Un modèle pour les filles qui retournent à l’école

Lorsque Zala est revenue de Djibouti, elle a d’abord refusé de reprendre l’école. « J’avais peur. Les gens essaient de faire honte aux filles comme moi qui retournent à l’école à mon âge ».

Après avoir suivi des cours à domicile grâce à SOS, Zala a repris le chemin de l’école en 2021. « Au début, je me sentais mal à l’aise, car j’étais beaucoup plus âgée que les autres garçons et filles de ma classe. Mais grâce au soutien de SOS Villages d’Enfants et de JOFA, je me suis sentie autonome et j’ai décidé de lutter contre tous les préjugés qui entourent les filles mariées qui veulent poursuivre leurs études. Je veux apprendre et ne pas être victime des préjugés », déclare Zala avec assurance.

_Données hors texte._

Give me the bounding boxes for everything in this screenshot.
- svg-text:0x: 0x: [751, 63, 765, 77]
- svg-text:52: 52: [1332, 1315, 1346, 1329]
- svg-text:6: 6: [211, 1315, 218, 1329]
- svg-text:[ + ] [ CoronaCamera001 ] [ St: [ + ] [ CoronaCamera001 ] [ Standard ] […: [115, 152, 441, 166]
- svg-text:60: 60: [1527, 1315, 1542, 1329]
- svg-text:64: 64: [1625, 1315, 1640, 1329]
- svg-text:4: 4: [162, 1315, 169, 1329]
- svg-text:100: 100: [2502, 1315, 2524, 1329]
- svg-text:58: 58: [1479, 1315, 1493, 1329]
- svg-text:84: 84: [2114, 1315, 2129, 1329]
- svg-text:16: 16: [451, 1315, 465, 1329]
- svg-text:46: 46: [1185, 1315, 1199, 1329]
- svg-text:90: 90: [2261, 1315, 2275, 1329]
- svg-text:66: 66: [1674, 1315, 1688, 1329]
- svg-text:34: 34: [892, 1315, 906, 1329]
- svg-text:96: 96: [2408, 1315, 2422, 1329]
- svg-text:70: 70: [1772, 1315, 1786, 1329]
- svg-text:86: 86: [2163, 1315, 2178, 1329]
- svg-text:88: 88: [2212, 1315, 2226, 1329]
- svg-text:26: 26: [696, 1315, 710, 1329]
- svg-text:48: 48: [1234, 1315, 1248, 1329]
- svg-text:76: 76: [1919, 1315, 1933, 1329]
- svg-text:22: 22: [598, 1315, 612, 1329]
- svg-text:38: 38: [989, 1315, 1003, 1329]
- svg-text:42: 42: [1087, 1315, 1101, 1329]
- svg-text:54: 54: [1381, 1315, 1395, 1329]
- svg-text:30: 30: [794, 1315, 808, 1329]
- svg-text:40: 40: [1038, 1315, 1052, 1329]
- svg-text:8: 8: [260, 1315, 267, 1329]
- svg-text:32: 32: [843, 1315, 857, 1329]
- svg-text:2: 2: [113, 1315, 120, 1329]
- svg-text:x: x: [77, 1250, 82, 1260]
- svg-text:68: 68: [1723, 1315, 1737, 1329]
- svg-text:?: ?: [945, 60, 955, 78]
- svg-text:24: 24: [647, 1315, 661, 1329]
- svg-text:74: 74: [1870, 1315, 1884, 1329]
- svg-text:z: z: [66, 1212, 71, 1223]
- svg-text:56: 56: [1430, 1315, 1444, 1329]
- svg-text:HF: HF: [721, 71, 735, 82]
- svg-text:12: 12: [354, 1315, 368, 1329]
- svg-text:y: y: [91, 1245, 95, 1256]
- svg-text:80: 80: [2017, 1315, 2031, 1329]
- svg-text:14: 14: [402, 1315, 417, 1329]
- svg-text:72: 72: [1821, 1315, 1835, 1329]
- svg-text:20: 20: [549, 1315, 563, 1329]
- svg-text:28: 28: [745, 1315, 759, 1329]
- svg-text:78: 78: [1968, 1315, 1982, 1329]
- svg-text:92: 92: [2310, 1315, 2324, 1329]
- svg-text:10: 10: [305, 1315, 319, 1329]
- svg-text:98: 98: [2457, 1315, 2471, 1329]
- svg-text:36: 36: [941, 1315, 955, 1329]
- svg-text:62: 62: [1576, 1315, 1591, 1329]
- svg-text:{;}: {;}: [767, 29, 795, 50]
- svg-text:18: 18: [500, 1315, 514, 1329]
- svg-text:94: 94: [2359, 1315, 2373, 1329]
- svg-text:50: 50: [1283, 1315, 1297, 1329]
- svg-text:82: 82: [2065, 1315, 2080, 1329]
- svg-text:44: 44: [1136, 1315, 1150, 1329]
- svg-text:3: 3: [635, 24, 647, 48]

Elle est devenue un modèle dans son école et dans sa communauté et milite pour mettre fin au mariage des enfants. « De nombreuses filles sont concernées et de nombreux garçons et filles pensent que c’est normal car c’est une pratique courante dans ma communauté », explique Zala. « Je veux leur montrer qu’il n’en est rien. Nous organisons différents groupes sociaux et lançons des initiatives. Il existe également un Club de filles actif dans mon école, il se réunit deux fois par mois. Un responsable d’un Club de mon école anime ces réunions où nous pouvons exprimer nos préoccupations ».

Je veux que les autres filles sachent que pour vivre une vie heureuse et libre, il est important d’être éduquée. Il n’est jamais trop tard pour retourner à l’école afin de pouvoir un jour réaliser ses rêves 

Zala, mobilisée contre le mariage des enfants

*Nom changé pour des raisons de protection.

**Joining Forces est une alliance des six plus grandes ONG de protection de l’enfance engagées à mettre fin à toutes les formes de violence à l’encontre des enfants.